Ultra Wide Band technology provides “spatial awareness”, which is the ability of your phone to recognize its surroundings and the things in it, and basically, the user of this technology can point his phone to another phone and transfer a file or image in a way similar to NFC technology.
What is Ultra Wide Band (UWB)?
Ultra Wide Band is a short-range wireless communication protocol such as Bluetooth or Wi-Fi, and it uses radio waves, but it differs from the usual because it operates at a very high frequency.
It can be thought of as a radar that can scan an entire room continuously and focus precisely on a point – like the way a laser beam propagates – to find out its location and deliver its data.
In the early 2000s, ultrawideband technology saw limited use in military radars and covert communications and was briefly used as a form of medical imaging, such as remote cardiac monitoring systems, but its adoption was delayed until recently when commercial companies began to explore uses potential for this technique.
Currently, the primary purpose of Ultra Wideband technology is expected to be to detect the location and range of devices. Phil Solis, one of IDC’s directors of research said:
While technologies like Wi-Fi and Bluetooth have been modified to allow more accuracy in locating and connecting to other devices, Ultra Wideband is inherently more accurate, uses less power, and as production of Ultra Wideband chips increases over time, it promises lower prices.
Manufacturers have already started to adopt UWB technology in their smartphones:
An image from the Apple website showing the addition of the UWB feature in the iPhone 11 and using it to activate the Airdrop technology automatically when two iPhones are brought together
According to Solis, the world’s largest smartphone manufacturers such as Samsung, Apple and Huawei are involved in projects related to Ultra Wide Band technology, and Apple is the first to actually roll it out in the iPhone 11 series.
Samsung, along with Xiaomi, Sony, Bosch and others, is part of the FiRa (Fine Band) consortium, which is developing the Ultra Wideband ecosystem, and this ecosystem is built on top of the current IEEE 802.15.4/4x standard for wireless communications low data.
How the Ultra Wide Band technology works
Ultra Wide Band Technology Features
The technology works by sending billions of pulses over a broad spectrum frequency, then the corresponding receiver translates those pulses into data by listening to a familiar pulse sequence tuned by the transmitter. Then one pulse is sent every 2 nanoseconds, which helps the technology to achieve very high accuracy in real time.
Ultra-low energy technology; But the high bandwidth (Ultra Wide Band 500MHz) is ideal for transmitting a lot of data from a host device to other devices about 30 feet away, and unlike Wi-Fi networks, they are not good at transmitting and propagating through walls.
“Because of its high repetition rate, it represents a very large field of view,” said Jack Gold, Principal Analyst at J.Gold Associates. “So the highlight is that it supports very broad bandwidth, and it also has a lot of data processing power. So if you’re sending a 60GHz signal with a width of 500MHz, and then you multiply it into a number of channels that you can do, you’re talking in a very wide range and great ambient coverage.”
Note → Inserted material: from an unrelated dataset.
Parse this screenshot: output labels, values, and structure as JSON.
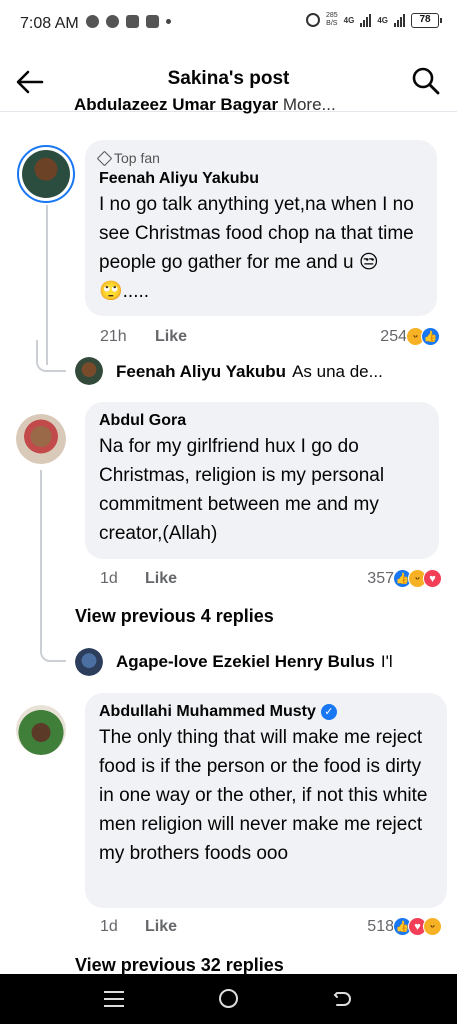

To increase the Ultra Wide Band range and reception capacity, a MIMO (Multiple Ports Outside or Indoors) system has been added, and a distributed antenna system that allows reception of short-range networks, and these antennas can be integrated into a smartphone or other devices such as a wristband or smart key.
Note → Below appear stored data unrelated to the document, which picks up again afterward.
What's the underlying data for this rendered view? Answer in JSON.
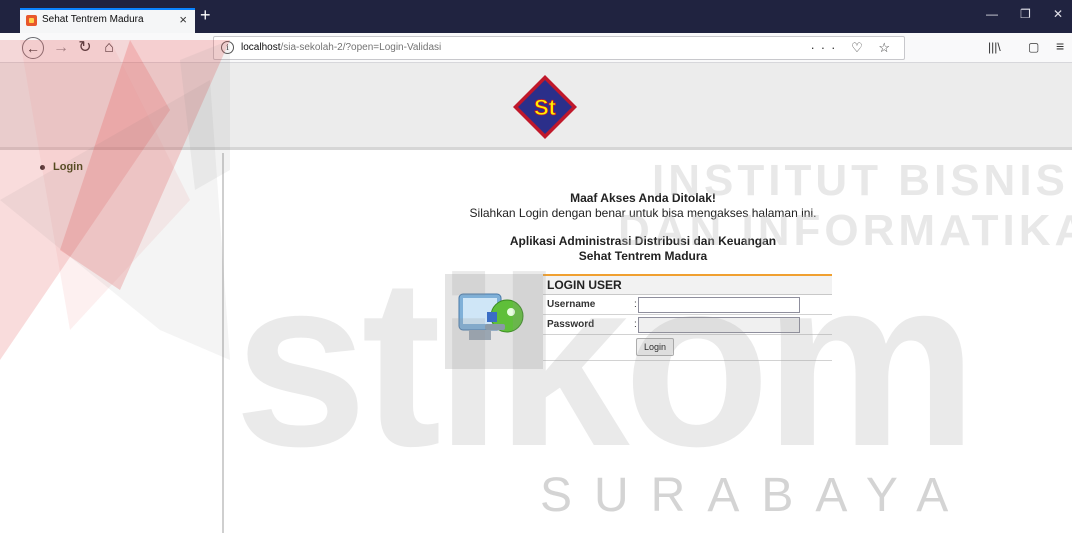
{
  "browser": {
    "tab": {
      "title": "Sehat Tentrem Madura",
      "close": "×"
    },
    "new_tab": "+",
    "window_controls": {
      "minimize": "—",
      "restore": "❐",
      "close": "✕"
    },
    "nav": {
      "back": "←",
      "forward": "→",
      "reload": "↻",
      "home": "⌂"
    },
    "url": {
      "host": "localhost",
      "path": "/sia-sekolah-2/?open=Login-Validasi"
    },
    "url_actions": "··· ♡ ☆",
    "tools": {
      "library": "|||\\",
      "sidebar": "▢",
      "menu": "≡"
    }
  },
  "logo": {
    "text": "St",
    "color": "#fff200",
    "bg": "#2b2f8a",
    "border": "#c0182b"
  },
  "sidebar": {
    "items": [
      {
        "label": "Login"
      }
    ]
  },
  "message": {
    "title": "Maaf Akses Anda Ditolak!",
    "subtitle": "Silahkan Login dengan benar untuk bisa mengakses halaman ini."
  },
  "app": {
    "title": "Aplikasi Administrasi Distribusi dan Keuangan",
    "subtitle": "Sehat Tentrem Madura"
  },
  "login": {
    "heading": "LOGIN USER",
    "username_label": "Username",
    "password_label": "Password",
    "colon": ":",
    "username_value": "",
    "password_value": "",
    "button": "Login"
  },
  "watermark": {
    "line1": "INSTITUT BISNIS",
    "line2": "DAN INFORMATIKA",
    "brand": "stikom",
    "city": "SURABAYA"
  }
}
When a smartphone with Ultra Wideband technology (such as the iPhone 11) approaches another device with the same technology, the two devices begin to determine and measure the exact distance between them. This is achieved by measuring the “Time of flight” TOF between the two devices.
Based on the IEEE 802.15.4a standard, Ultra Wideband technology can determine the relative position of peers with a line-of-sight up to 200 metres, according to the FiRa Consortium, which is currently adding a security extension — defined in IEEE 802.15.4z — to make it a “secure bandwidth technology.” precise”.
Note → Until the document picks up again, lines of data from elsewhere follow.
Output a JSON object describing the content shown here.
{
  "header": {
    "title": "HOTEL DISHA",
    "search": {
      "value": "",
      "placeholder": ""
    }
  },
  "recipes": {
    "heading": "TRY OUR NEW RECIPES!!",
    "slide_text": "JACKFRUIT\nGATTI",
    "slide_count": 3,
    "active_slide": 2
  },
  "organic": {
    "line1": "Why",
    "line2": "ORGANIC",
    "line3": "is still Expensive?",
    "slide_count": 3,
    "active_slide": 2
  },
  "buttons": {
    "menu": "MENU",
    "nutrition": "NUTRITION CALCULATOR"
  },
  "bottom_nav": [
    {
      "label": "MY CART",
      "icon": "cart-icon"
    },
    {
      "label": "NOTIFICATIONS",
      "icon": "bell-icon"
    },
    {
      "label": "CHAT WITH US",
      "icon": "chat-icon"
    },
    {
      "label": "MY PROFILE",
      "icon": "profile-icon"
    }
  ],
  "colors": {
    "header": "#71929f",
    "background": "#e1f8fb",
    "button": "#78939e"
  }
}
Comparison between UWB technology and other wireless networks such as Bluetooth:
Comparing UMB technology with other networks (Bluetooth, Wi-Fi and NFC), we note the superiority of the new technology in connection stability, data security and tracking accuracy.
Ultra Wide Band devices can calculate the exact location of another device that supports the same technology, such as the car keys or the TV remote control you got lost between the couch cushions. (If the lost device supports the indoor navigation service, the device that supports Ultra Wide Band technology must know its relative position and determine it with high accuracy on the map.)
UWB has an advantage over accuracy and security over Bluetooth and Wi-Fi, and according to Solis, this feature can be used for many different applications. For example, a UWB-enabled device can be used to unlock a vehicle such as a wireless key or open an entry gate to a secure area within a building. A UWB-enabled smartphone or watch can also log into a bank account via an Automated Teller Machine (ATM). That would be another security check, or your phone becomes your credit card, Solis says.